10 May 2015

Sacked AFP officer: 'We lie to members of the community on a daily basis'



A sacked Australian Federal Police officer who said the AFP lied to members of the community on a daily basis has lost his legal battle to get his job back.

In 2013 the AFP sacked Elias Farah because it considered him a high threat to the law enforcement organisation and a significant risk to its operational security after the agency uncovered a string of code of conduct breaches.

Farah, who worked in the ACT and Sydney during a 10-year career, had already been suspended with and without pay since in October 2012. 

The Fair Work Commission found, on balance, the dismissal was not harsh, unjust or unreasonable.

Farah's misconduct included sending personal mail from his father in Australia to his uncle in Lebanon via an Australian government diplomatic bag.

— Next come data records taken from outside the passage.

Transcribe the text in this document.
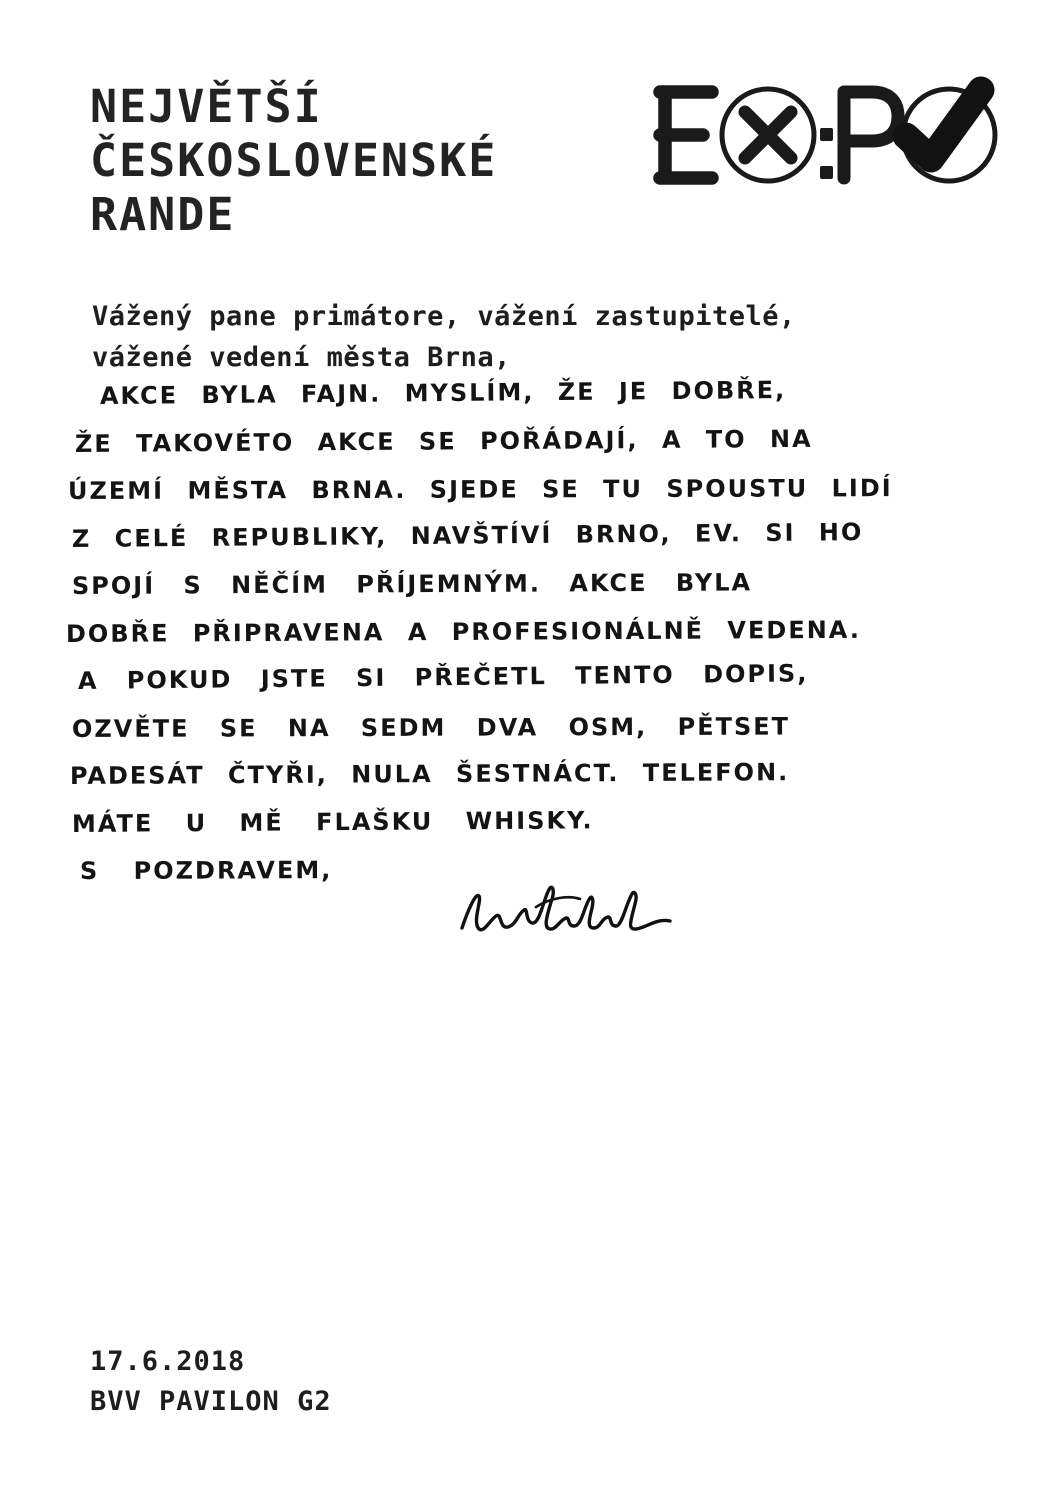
NEJVĚTŠÍ
ČESKOSLOVENSKÉ
RANDE

Vážený pane primátore, vážení zastupitelé,
vážené vedení města Brna,

AKCE BYLA FAJN. MYSLÍM, ŽE JE DOBŘE,

ŽE TAKOVÉTO AKCE SE POŘÁDAJÍ, A TO NA

ÚZEMÍ MĚSTA BRNA. SJEDE SE TU SPOUSTU LIDÍ

Z CELÉ REPUBLIKY, NAVŠTÍVÍ BRNO, EV. SI HO

SPOJÍ S NĚČÍM PŘÍJEMNÝM. AKCE BYLA

DOBŘE PŘIPRAVENA A PROFESIONÁLNĚ VEDENA.

A POKUD JSTE SI PŘEČETL TENTO DOPIS,

OZVĚTE SE NA SEDM DVA OSM, PĚTSET

PADESÁT ČTYŘI, NULA ŠESTNÁCT. TELEFON.

MÁTE U MĚ FLAŠKU WHISKY.

S POZDRAVEM,

17.6.2018
BVV PAVILON G2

Although Farah said he did this inadvertently because he did not know how the AFP's internal mail system worked, Fair Work Commissioner Helen Cargill said in her decision it displayed a "total lack of appreciation for the distinction between the personal and the professional".

Other code of conduct breaches upheld by the commission included agreeing to provide AFP information to acquaintances between July 2008 and November 2009.

Once, after a request from a family friend, Farah asked a NSW Police contact to find out the owner of a registration number involved in a traffic incident.

The NSW Police contact never gave Farah the details.

"Whether it was for the purpose of testing the driver for drugs and/or alcohol or because there was a complaint about the supposed tardiness of the NSW Police or indeed for some other unsavoury intention of his friend as suggested by the respondent, there was no legitimate reason for the applicant's inquiry," Commissioner Cargill said.   

Farah used the AFP computer system to look up the publicly-available Australian electoral roll for a female friend who wanted him to help her research the "subject of her dreams".

And on a third occasion he told a "friend of a friend" he would access a brief of evidence relating to a particular legal matter but made no attempt to do it.

When asked why he told this acquaintance he would source the information, the Fair Work Commission para-phrased Farah's response as ​'we lie to members of the community on a daily basis in the AFP'.

Farah said such requests were received by him from members of the community on an almost daily basis.

While he considered such requests part of his role in the community liaison team, Commissioner Cargill said Farah had shown "a troubling lack of judgement" which reflected poorly on the integrity and good reputation of the AFP.

In 2008 and 2009 he prepared and provided a series of references and testimonials for friends and acquaintances on AFP letterhead without authorisation.

Two were for court-related purposes while a third was to help someone obtain a security licence and was addressed to the Victorian Police licensing services division.

"Provision of personal references on official letterhead has real potential to affect the reputation of the AFP which is no doubt why prior authorisation is required," Commissioner Cargill said.

"The applicant's failure to even consider the possibility that there might be a guideline or policy on the subject of providing references is in itself a concern."

The commission did not agree with the AFP that Farah deliberately over-inflated information about human sources he had recruited during professional development assessments.

Instead the commission found it was a misunderstanding regarding terminology.

theage.com.au 7 May 2015

Once again the corruption of the police 'force' is being exposed, where realistically the slate needs to wiped clean!

Australia's police force is one of the country's largest organised crime networks.